Театры СССР, исключая правительственные, иначе говоря – государственные, делились в те годы на пояса. Театры столичных и областных городов с населением свыше миллиона имели статус театров первого пояса. Театры небольших областных городов, население которых составляло от двухсот пятидесяти до пятисот тысяч, относились ко второму поясу, а районные – к третьему. На покрытие разрыва между доходами и расходами театров всех поясов, в соответствии с их значением, бюджет каждой республики предусматривал определённую дотационную сумму.
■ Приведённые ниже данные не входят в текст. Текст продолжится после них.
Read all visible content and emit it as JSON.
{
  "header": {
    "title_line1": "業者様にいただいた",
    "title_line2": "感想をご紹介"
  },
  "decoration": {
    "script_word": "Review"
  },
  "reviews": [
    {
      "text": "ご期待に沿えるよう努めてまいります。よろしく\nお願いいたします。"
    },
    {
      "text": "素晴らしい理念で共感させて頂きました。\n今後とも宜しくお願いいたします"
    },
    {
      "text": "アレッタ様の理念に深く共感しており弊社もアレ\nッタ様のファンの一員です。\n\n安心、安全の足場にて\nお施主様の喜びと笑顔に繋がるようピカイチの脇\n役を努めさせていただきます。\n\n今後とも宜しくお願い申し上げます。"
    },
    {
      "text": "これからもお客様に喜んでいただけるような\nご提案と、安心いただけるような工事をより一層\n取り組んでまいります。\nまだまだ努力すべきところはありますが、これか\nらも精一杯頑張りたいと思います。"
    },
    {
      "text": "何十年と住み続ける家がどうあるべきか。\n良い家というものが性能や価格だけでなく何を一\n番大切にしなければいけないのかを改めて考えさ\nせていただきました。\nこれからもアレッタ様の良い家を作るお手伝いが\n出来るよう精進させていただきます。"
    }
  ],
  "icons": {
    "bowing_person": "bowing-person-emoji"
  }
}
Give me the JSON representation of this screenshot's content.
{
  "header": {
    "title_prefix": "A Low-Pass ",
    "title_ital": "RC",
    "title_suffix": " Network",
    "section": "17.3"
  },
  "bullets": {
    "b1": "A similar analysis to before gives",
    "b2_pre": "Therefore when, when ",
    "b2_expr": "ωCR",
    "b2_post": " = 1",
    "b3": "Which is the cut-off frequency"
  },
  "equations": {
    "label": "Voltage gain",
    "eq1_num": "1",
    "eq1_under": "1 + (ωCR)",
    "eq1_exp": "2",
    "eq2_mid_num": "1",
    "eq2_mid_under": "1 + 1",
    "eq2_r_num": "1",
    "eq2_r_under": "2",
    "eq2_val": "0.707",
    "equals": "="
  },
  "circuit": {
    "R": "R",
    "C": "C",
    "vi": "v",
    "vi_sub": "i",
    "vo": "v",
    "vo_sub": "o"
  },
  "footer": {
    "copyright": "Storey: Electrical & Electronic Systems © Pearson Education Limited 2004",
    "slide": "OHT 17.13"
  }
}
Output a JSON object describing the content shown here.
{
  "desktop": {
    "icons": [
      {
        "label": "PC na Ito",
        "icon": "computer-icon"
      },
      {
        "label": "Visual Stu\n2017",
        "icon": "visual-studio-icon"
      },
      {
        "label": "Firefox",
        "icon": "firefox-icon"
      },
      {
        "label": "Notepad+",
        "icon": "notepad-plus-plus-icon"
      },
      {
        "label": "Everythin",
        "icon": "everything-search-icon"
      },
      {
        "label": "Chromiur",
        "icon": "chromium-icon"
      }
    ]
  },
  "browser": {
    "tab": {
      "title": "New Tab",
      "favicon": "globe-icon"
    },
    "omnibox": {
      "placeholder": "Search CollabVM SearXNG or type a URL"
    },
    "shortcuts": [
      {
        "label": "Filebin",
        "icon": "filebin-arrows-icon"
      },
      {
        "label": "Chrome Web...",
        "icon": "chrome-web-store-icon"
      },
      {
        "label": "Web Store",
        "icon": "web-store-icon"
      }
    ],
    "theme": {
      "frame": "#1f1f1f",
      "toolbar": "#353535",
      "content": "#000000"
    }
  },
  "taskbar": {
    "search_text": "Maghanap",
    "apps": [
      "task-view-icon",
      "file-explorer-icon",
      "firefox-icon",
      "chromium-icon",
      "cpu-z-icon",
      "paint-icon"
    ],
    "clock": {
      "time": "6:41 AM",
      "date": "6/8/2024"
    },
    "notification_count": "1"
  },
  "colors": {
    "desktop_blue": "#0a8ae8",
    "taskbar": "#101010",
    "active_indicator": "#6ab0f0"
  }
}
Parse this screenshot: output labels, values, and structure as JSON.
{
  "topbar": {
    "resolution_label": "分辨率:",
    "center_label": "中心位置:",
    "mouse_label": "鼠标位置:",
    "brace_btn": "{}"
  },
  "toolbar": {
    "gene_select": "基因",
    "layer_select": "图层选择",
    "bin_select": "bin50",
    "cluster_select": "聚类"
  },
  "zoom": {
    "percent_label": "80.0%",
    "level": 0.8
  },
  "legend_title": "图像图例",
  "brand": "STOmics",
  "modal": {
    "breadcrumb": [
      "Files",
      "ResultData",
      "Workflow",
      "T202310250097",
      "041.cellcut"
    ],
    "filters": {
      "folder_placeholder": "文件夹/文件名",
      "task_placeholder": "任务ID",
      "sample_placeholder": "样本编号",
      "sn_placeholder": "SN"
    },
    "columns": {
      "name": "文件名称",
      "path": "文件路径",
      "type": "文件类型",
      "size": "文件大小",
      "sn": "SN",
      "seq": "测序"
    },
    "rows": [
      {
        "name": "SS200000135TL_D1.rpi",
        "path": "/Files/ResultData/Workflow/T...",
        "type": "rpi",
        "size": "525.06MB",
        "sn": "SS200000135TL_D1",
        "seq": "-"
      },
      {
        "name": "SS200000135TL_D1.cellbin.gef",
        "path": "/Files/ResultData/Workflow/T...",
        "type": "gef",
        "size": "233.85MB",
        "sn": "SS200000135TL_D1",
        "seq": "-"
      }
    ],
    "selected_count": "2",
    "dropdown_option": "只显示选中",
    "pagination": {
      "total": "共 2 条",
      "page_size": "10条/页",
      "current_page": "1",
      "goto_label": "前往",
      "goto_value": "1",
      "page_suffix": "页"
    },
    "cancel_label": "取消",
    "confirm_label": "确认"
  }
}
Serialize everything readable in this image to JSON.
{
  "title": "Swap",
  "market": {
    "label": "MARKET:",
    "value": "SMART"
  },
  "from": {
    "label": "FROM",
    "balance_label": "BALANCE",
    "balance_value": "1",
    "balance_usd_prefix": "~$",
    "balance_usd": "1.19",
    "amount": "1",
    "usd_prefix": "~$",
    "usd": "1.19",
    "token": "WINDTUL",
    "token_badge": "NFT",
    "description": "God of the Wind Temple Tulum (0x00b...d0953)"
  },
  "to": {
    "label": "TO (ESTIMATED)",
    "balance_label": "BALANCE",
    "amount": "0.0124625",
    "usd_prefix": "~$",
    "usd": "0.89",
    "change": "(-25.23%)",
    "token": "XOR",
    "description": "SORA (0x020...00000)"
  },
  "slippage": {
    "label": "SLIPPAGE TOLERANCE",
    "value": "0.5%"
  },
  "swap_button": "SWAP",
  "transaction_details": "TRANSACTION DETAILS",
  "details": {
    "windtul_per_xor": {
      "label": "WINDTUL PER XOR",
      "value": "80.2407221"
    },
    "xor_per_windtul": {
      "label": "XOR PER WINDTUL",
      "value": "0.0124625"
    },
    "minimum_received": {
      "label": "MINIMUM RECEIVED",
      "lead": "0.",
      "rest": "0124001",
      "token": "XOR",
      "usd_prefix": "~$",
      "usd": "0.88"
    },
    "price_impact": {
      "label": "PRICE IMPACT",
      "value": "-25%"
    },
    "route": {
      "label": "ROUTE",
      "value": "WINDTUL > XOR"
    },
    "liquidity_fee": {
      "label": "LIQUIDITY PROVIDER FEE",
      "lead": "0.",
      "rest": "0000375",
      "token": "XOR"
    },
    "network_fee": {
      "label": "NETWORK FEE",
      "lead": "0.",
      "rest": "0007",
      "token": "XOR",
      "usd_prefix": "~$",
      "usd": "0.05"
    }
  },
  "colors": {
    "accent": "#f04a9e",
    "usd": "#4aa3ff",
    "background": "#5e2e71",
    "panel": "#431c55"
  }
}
Неудачные гастроли, хозяйственные просчёты театров иногда оплачивались из статьи так называемой аварийной дотации. Со всей мерой строгости с театров спрашивалось выполнение финансового плана. Систематическая недотяжка до предусмотренных норм грозила закрытием, то есть существование театров напрямую зависело от окупаемости.

Руководству Шадринского театра, который имел статус третьего пояса, приходилось прибегать к разного рода ухищрениям, чтобы сводить концы с концами. Практиковались не только параллельные спектакли, но и так называемые «триллели»: в один и тот же день спектакли должны были идти «на стационаре», в каком-то из клубов Шадринска и в другом городе – «на выезде». Во время спектаклей заведующая труппой то и дело выбегала смотреть, есть ли в зале зрители, не слишком ли их мало. Были сборы – были суточные и зарплата. Оказывался зал полупустым – предстояло перебиваться без зарплаты, на суточных.

Для выездных спектаклей театр имел один грузовик. В лагере на каркас кузова натягивали брезентовую покрышку; в Шадринском театре на платформе грузовика закреплялся фанерный ящик размером с кузов с брезентовым пологом вместо четвёртой стены. Забравшись в машину, актёры утеплялись чем попало, отыскивали точку поустойчивее и, едва машина отправлялась в путь, замолкали, погружаясь каждый в своё. Шестьдесят-семьдесят километров при пятидесяти градусах мороза вытряхивали и вымораживали душу. Такой режим жизни театра третьего пояса определял непродуктивность репетиций, невысокий творческий уровень спектаклей, быт и жизненное самоощущение актёров.